“What Exactly Do You Do All Day?” – A Day In The Life Of A Health Professional
While many students that opt to participate in the Creighton University Pipeline to Success Health Careers Opportunity Program (HCOP) often have an idea of what health professional career they wish to pursue, many do not and those that do realize that they are open to learning more about other health professional careers outside of the one they desire to become in the future. For those that are still trying to figure it out, a portion of our HCOP programmatic activities involve career exploration which aims to empower students to discover, plan, and pursue their health professional goals.
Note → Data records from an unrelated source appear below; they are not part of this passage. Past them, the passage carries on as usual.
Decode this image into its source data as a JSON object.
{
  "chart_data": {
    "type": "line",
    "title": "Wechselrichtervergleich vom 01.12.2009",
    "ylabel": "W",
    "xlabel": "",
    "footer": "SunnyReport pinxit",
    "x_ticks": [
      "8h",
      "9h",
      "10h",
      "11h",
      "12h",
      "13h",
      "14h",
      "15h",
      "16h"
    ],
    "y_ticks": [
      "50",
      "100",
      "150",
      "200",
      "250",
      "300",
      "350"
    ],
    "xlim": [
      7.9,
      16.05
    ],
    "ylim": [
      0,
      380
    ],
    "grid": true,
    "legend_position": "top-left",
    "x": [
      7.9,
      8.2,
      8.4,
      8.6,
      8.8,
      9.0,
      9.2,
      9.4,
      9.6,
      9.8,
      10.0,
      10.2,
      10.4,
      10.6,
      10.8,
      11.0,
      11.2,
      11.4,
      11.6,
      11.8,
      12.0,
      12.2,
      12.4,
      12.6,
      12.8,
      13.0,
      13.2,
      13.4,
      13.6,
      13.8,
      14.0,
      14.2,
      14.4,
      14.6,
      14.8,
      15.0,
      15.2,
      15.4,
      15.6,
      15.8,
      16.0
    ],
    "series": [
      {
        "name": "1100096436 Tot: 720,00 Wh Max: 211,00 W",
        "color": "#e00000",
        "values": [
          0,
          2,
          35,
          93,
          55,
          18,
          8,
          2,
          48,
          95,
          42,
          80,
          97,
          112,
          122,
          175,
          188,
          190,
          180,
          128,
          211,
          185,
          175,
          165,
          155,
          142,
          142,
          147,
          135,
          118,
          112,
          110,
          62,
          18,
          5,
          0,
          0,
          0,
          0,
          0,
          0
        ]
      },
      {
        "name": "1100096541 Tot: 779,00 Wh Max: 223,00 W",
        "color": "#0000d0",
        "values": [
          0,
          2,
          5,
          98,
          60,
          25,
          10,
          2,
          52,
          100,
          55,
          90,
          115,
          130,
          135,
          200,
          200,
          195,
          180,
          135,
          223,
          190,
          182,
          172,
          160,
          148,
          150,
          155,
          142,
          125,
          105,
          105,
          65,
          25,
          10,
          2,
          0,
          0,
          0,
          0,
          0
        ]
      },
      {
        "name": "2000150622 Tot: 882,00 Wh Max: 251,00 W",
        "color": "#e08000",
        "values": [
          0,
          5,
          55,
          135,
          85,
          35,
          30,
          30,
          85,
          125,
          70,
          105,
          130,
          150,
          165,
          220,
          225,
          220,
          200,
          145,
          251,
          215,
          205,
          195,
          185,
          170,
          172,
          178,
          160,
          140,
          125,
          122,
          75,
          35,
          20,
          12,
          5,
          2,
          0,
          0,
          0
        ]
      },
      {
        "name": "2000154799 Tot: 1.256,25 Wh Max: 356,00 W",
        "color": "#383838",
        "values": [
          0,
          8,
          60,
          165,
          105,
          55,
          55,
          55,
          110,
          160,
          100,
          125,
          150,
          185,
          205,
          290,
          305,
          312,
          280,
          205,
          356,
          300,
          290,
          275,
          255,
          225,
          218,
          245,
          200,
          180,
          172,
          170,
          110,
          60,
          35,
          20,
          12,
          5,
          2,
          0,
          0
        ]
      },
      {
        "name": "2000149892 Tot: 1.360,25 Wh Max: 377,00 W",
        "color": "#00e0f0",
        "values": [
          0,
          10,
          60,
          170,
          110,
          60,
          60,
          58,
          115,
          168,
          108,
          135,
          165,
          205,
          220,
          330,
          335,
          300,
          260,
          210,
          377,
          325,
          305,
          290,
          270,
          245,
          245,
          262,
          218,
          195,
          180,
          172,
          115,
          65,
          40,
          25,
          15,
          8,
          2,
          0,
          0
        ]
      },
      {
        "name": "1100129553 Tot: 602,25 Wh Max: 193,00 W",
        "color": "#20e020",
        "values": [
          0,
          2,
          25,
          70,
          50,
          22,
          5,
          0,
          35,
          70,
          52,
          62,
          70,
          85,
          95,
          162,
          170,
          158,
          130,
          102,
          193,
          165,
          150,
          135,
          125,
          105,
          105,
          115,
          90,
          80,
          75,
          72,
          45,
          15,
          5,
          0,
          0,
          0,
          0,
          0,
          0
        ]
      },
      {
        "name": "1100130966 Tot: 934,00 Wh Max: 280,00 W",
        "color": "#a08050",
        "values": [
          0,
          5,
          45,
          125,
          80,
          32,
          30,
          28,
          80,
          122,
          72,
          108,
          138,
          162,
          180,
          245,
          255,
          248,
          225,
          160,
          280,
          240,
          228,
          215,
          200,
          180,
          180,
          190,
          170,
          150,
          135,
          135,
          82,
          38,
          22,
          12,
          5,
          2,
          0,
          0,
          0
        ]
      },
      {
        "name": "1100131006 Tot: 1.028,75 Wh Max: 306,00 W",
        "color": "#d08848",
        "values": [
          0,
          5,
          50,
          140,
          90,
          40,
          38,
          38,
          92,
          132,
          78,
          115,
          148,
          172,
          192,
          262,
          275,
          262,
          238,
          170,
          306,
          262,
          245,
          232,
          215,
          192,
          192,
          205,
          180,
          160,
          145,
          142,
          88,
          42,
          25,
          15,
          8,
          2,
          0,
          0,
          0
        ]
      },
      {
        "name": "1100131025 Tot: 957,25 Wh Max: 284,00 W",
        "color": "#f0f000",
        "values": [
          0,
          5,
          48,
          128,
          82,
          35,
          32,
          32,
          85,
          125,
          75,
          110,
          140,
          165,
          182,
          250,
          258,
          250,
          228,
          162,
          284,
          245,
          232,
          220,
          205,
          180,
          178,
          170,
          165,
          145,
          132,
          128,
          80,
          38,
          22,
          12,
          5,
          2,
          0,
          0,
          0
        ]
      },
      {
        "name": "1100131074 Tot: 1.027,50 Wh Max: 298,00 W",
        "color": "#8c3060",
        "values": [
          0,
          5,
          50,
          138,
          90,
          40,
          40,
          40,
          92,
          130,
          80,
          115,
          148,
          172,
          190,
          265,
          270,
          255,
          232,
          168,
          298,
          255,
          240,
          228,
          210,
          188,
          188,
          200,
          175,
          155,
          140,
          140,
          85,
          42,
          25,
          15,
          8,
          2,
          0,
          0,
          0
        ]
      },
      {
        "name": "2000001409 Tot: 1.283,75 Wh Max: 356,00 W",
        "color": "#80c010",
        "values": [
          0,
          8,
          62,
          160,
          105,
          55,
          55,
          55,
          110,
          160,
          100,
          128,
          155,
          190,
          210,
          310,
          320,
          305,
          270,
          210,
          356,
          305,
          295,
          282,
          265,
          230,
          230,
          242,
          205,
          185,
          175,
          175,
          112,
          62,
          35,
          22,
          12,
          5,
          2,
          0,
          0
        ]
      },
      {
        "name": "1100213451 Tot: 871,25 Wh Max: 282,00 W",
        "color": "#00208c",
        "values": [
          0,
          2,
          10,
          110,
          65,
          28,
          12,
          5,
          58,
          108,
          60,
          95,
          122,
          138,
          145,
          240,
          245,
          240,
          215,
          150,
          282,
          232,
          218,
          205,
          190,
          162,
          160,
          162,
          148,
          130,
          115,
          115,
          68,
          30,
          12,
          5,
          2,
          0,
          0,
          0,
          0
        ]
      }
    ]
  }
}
As we continue to deliver programmatic activities in a virtual space, we carved out time during our most recent HCOP session on January 22, 2022 to focus primarily on what we call – A Day in the Life of a Health Professional!! From speech pathologists to health administrators to physician assistants, there are a plethora of health career options beyond the dentists and pharmacists we’re accustomed to seeing on television and/or during our yearly checkups. Therefore, the HCOP team invited the following two (2) awesome health professionals to the virtual session: Linda Al-Sharif, BSW, CSW – Social Worker from Heart Ministry Center (an HCOP Community Partner); and Jeff Stec, MS, CCC-SLP – Pediatric Program Manager from Madonna Rehabilitation Hospitals. Approximately fifty (50) undergraduate and health professional 2021-2022 Online Health Careers Ambassador student participants got the opportunity to discuss the following questions and more with each health professional:
• What does a typical day at work look like?
• How do you handle “difficult” cases?
• What form of education and experience is required to pursue a career like yours?
• How has COVID-19 impacted the care and services in which you are able to provide patients?
• What the best and worst parts of your job?
• What inspires you?
• And much more!!!
Additional “props” i.e. patient videos, success stories, and charts/tables were a bonus for the students as well.